Sinto, editores e leitores “modernos”, mas não as elogiarei por serem mulheres. Nesse tempo e país, símbolos valem mais que substância – mas, anacrônico, prefiro a segunda. Maria Helena de Castro na secretaria-executiva do MEC e Maria Inês Fini na presidência do Inep são uma ousadia do ministro Mendonça Filho: a decisão de proteger os direitos dos estudantes contra a aliança entre a politicagem triunfante e o corporativismo sindical, grudados por uma gosma ideológica. Infelizmente, as duas Marias serão expostas a uma guerra suja, como sabem por experiência própria.
Maria & Maria têm uma plataforma para a Educação. 1) Base curricular unificada, com foco no “aprender a aprender”; 2) Avaliação sistemática das escolas, baseada em metas definidas; 3) Qualificação permanente dos professores; 4) Bonificação por mérito para escolas e professores.
Elas sofrerão, por isso, intensa sabotagem de camarilhas políticas, interessadas na colonização do sistema de ensino por cabos eleitorais, da burocracia aparelhada do MEC, consagrada a diversos tipos de doutrinação ideológica, e de associações sindicais de professores, avessas a distinções meritocráticas de remuneração. Todos esses grupos tecerão pactos de conveniência contra as duas Marias, boicotando suas iniciativas. São eles os “conservadores”: querem conservar um ensino público que conspira contra o direito à educação dos filhos dos pobres.
Maria Helena assumiu a Secretaria da Educação de São Paulo em julho de 2007, mas durou apenas até março de 2009. O Índice de Desenvolvimento da Educação de São Paulo (Idesp) registrou avanços em 70% das escolas. Contudo, de olho na sua campanha presidencial, o então governador José Serra entregou a cabeça da secretária numa bandeja de prata, cedendo à campanha da Apeoesp contra a unificação curricular, a avaliação das escolas e a bonificação por mérito. Numa entrevista, Maria Inês disse o que se sabe (“A maioria dos professores são heróis: dão 60 horas de aula por semana. É por isso que as melhores cabeças estão indo para qualquer outra área, menos para a sala de aula”) e também o que não é óbvio.

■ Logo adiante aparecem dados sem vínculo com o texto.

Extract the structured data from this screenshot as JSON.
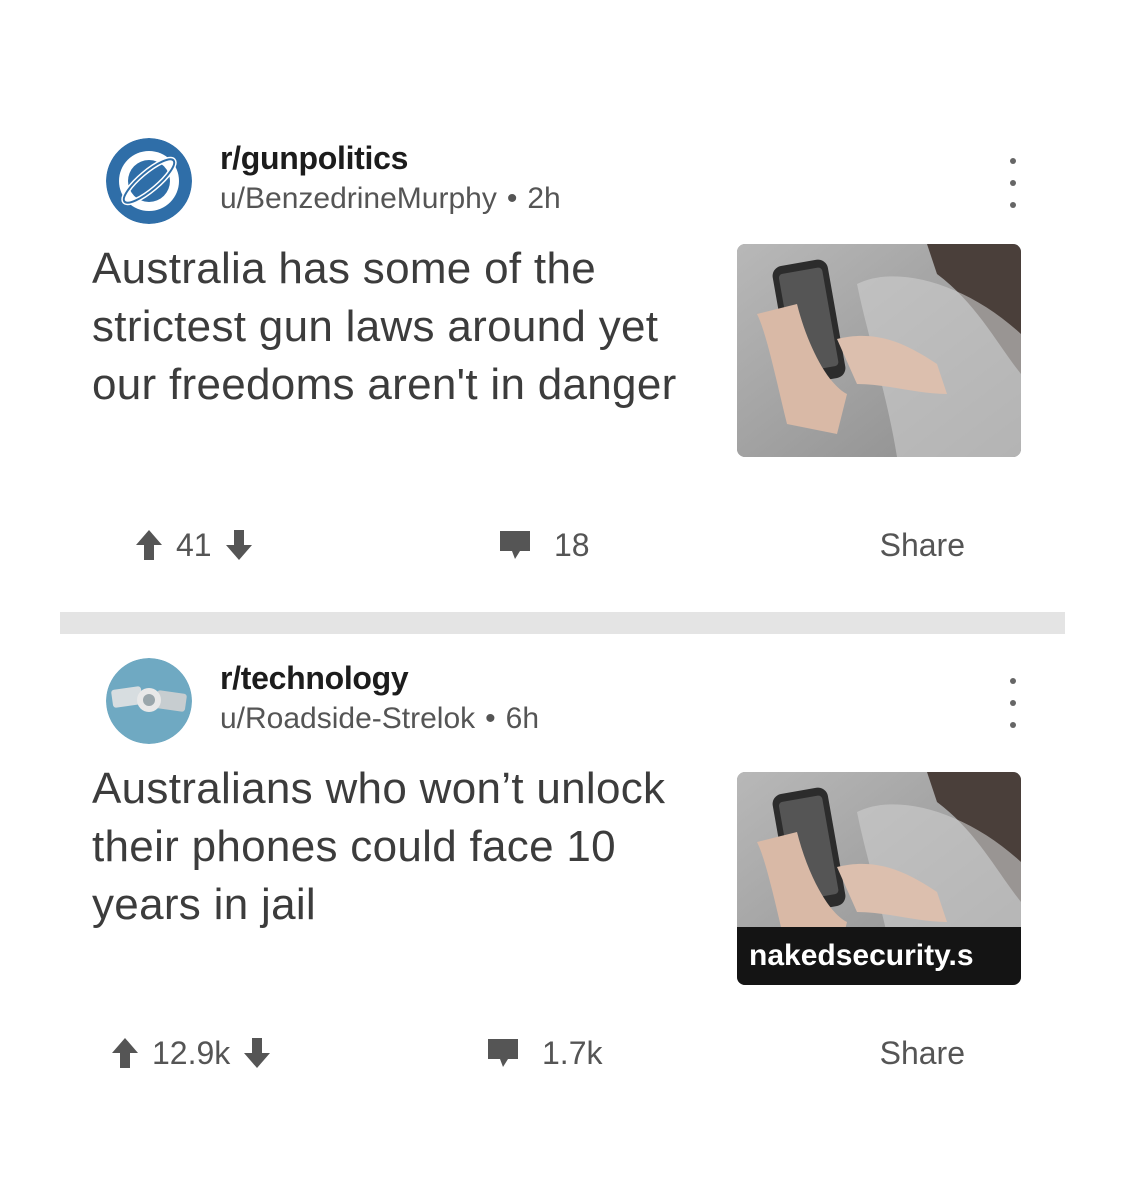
{
  "posts": [
    {
      "subreddit": "r/gunpolitics",
      "user": "u/BenzedrineMurphy",
      "age": "2h",
      "title": "Australia has some of the strictest gun laws around yet our freedoms aren't in danger",
      "thumbnail_domain": "",
      "upvotes": "41",
      "comments": "18",
      "share_label": "Share",
      "icon": "reddit-planet-icon"
    },
    {
      "subreddit": "r/technology",
      "user": "u/Roadside-Strelok",
      "age": "6h",
      "title": "Australians who won’t unlock their phones could face 10 years in jail",
      "thumbnail_domain": "nakedsecurity.s",
      "upvotes": "12.9k",
      "comments": "1.7k",
      "share_label": "Share",
      "icon": "handshake-icon"
    }
  ],
  "separator": "•",
  "colors": {
    "icon_blue": "#2f6ea8",
    "icon_teal": "#6fa9c2",
    "divider": "#e4e4e4",
    "meta_text": "#555555"
  }
}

Os professores “são preparados para transmitir informação, não para promover a cultura do conhecimento”. Nas escolas, “dificilmente se ouve o estudante”, mas “nenhum professor pode ter medo do que o aluno pensa” pois “é fundamental ter acesso às estruturas de pensamento da turma”. No governo FHC, idealizou o Enem como ferramenta de avaliação da “cultura do conhecimento” e de investigação das “estruturas de pensamento”. Depois, os bárbaros desvirtuaram o exame, convertendo-o em vestibulão nacional e, às vezes, em megafone de delinquências extremistas (ano passado, uma questão celebrava o antiamericanismo de Slavoj Zizek, para quem Pol Pot “não foi radical o suficiente”).
Na guerra contra as duas Marias, as universidades federais ocuparão lugar de vanguarda. A ordem de tiro partirá de cima: em setembro de 2014, 54 reitores das federais prostraram-se diante de Dilma Rousseff, oferecendo-lhe seus préstimos na campanha eleitoral. De acordo com o texto que assinaram, eles tomavam posição “enquanto dirigentes universitários eleitos”, forma despudorada de expor uma concepção sobre as relações entre universidade, política e partido. Suspeito que, além das tradicionais reivindicações corporativas, a próxima greve das federais será movida por objetivos político-partidários.
Ao aceitar as nomeações, Maria & Maria revelam a coragem de enfrentar poderosas máquinas políticas e sindicais sem contar com “ninguém” por trás: os escolares, crianças ou adolescentes, são o “povo desorganizado” na sua máxima fragilidade. A esperança de mudança no ensino passa a depender das convicções de Mendonça e do improvável compromisso de Michel Temer com os interesses de quem não têm voz.